An optimist would call it a celebration of all things Lyon. A cynic, a shameless piece of self-promotion. A gigantic sprawling promotional video created by the Lyon Chamber of Commerce to attract big business and a big fat wodge of cash from Europe. In reality, it’s a bit of both. And why not? Enjoy the spectacle, have a few hot wines, and then get on with the Christmas shopping.
Lyon has never been a major European city. Even fifteen years ago, it was considered a narrow-minded snobbish place, full of nostalgic, bigoted bores. The Fête des Lumières, along with Olympique Lyonnais, was the perfect strategy for the city’s marketing division to put the city on the map. Take this traditional day of remembrance and beef it up a bit. Do a ‘Christmas’ on it. Instead of just having a few religious weirdos wandering the streets with candles; find the most talented lighting artists and engineers available, give them a load of lights, a load of cash, and see what happens.

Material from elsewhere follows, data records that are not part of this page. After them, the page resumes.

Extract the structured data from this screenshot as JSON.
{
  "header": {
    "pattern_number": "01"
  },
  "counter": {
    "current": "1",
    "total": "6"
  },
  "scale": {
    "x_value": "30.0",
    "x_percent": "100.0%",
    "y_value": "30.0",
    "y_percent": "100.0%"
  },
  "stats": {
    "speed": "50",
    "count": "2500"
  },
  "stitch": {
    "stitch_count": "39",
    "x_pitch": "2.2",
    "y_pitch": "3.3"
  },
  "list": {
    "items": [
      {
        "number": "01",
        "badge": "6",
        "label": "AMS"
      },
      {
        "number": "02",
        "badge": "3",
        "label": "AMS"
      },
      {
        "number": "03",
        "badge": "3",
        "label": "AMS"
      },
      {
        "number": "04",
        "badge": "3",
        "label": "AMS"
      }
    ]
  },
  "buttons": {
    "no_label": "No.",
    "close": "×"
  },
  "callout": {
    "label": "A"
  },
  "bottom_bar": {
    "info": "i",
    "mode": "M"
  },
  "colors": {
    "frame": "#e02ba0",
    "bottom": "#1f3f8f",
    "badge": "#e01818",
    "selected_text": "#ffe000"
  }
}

What happens is that four million people turn up in a city that was once considered a provincial backwater to watch a gigantic light show. A city that was used to playing third division football, suddenly finds itself playing in the Premier league and everybody wants to come. Even Parisians, the most snobbish of all the French by a mile, now have a grudging respect for the place. As one of my students, who recently moved here after a lifetime in Paris, put it: ‘It’s alright here, isn’t it?’ His muted tone giving away more about the poor quality of life in the capital than he cared to admit.
So in a few week’s time the cash tills of Lyon will be ringing out. While the city mayor and his minions quietly cream themselves in the Hotel du Ville waiting for their Christmas bonuses to fall out of the illuminated Lyonnais sky.

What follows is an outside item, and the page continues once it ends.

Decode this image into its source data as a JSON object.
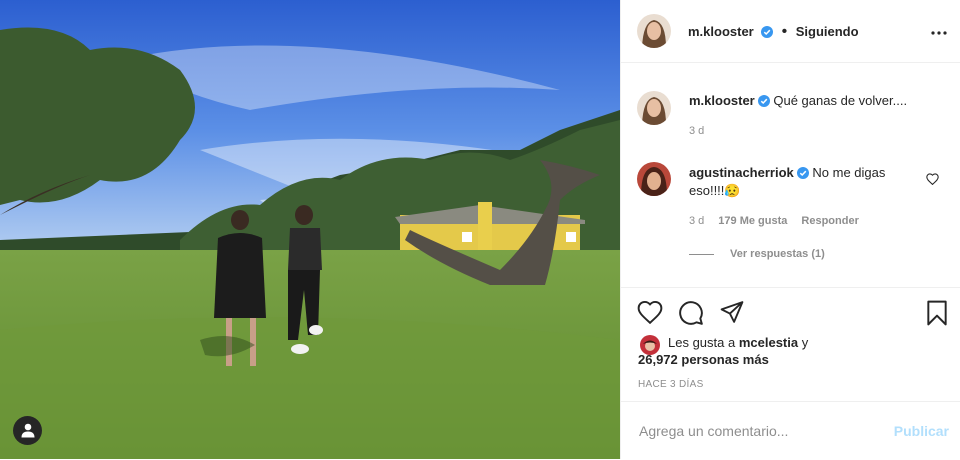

As for me, I’ll probably be still staring at the big wheel in Bellecour from my classroom window. Was it really a year ago? It’s a wonder time can keep track of itself without spinning off into space, it moves so fast. Did closing my eyes for that brief moment after my lesson a year ago, cost me the bulk of 2012. Have I just woken up, now aged 38, a beard down to my chest? I really must keep awake more. Enjoy each moment. Enjoy the Fête des Lumières. Enjoy Lyon.